If you were the only person in the world, that would matter. But you aren’t and so it doesn’t. There are dozens of situations where the legal definition of one’s gender is all that is going to matter-- insisting that Bob is a girl might be politically correct, but not always operationally useful.

So, while I can appreciate your informing us of the etiquette involved, let’s not transform etiquette rules into unassailable facts.

Opposite as in, gender matches biology. In other words (and I apologize in advance for not being completely open in my language; it’s hard for a person unpracticed to get the vocabulary right), people with girl bodies who are girls, and people with boy bodies who are boys. (ie, most people).

Are you sure about that?
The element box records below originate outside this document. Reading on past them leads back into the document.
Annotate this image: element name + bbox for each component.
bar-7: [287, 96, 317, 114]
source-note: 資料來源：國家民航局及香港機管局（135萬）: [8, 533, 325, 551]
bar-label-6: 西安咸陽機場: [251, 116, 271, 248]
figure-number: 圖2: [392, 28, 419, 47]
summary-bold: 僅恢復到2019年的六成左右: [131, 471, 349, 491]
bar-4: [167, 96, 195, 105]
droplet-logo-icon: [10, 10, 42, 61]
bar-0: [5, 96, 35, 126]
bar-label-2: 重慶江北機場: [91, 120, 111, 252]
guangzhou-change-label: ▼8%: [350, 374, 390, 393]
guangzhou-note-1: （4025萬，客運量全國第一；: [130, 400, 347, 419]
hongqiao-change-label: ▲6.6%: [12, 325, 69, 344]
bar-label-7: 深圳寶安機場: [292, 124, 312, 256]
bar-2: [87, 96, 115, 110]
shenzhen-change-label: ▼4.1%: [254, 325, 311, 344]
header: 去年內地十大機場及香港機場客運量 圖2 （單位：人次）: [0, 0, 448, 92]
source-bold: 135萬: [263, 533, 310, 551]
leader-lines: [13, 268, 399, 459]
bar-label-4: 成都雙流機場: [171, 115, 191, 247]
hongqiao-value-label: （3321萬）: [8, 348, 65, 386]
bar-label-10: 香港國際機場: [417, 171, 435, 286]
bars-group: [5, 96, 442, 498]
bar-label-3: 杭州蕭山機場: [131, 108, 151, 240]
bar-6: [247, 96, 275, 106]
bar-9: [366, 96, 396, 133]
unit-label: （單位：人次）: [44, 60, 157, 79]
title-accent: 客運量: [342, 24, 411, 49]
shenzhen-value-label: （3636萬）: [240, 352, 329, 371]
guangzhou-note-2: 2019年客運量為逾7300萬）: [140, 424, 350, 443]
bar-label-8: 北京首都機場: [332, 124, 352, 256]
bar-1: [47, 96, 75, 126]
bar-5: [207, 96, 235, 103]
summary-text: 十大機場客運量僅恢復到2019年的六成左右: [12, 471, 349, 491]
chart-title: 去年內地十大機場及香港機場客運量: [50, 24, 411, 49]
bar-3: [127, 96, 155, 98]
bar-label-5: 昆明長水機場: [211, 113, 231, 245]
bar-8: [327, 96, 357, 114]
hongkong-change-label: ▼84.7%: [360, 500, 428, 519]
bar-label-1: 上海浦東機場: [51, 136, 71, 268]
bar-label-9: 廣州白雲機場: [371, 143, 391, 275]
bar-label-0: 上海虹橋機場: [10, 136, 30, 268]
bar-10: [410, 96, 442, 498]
I did a quick Google and found countless LGTB sites that use ‘transgendered’.

(I’m too lazy to cite more than one, so here ya go)

LINK

I believe the most modern, up-to-date terminology is transman (for a man who was born with a vagina) and transwoman (for a woman who was born with a penis). Transfolk would not say “I am transgendered.” They would say, “I am trans/transgender” or “I am a transwoman/transman.” You can call transfolk “transgendered” if you want, but it’s not what they call themselves. I don’t know why, that’s just how it’s done. If you want to be sensitive to transfolk, then call them what they call themselves. If you don’t want to be sensitive to transfolk, then act like John Mace is acting in this thread.

“Cisgender” is a neologism, coined to mean the opposite of transgender. “Cis” is a Latin prefix meaning “on the same side as” (wiki definition). It just means your internalized gender concept has matched your physical genitalia for your entire life. And similar to the abbreviated form “trans,” people who aren’t trans but are active in the sexual identity community may call themselves “cis.” “I’m cis,” means I’m a woman who was born with a vagina, and I have always felt like a woman (or man, penis, etc).

There are also people who go back and forth, are undecided, don’t feel like EITHER gender, or feel like a third gender. They refer to themselves as “genderqueer.”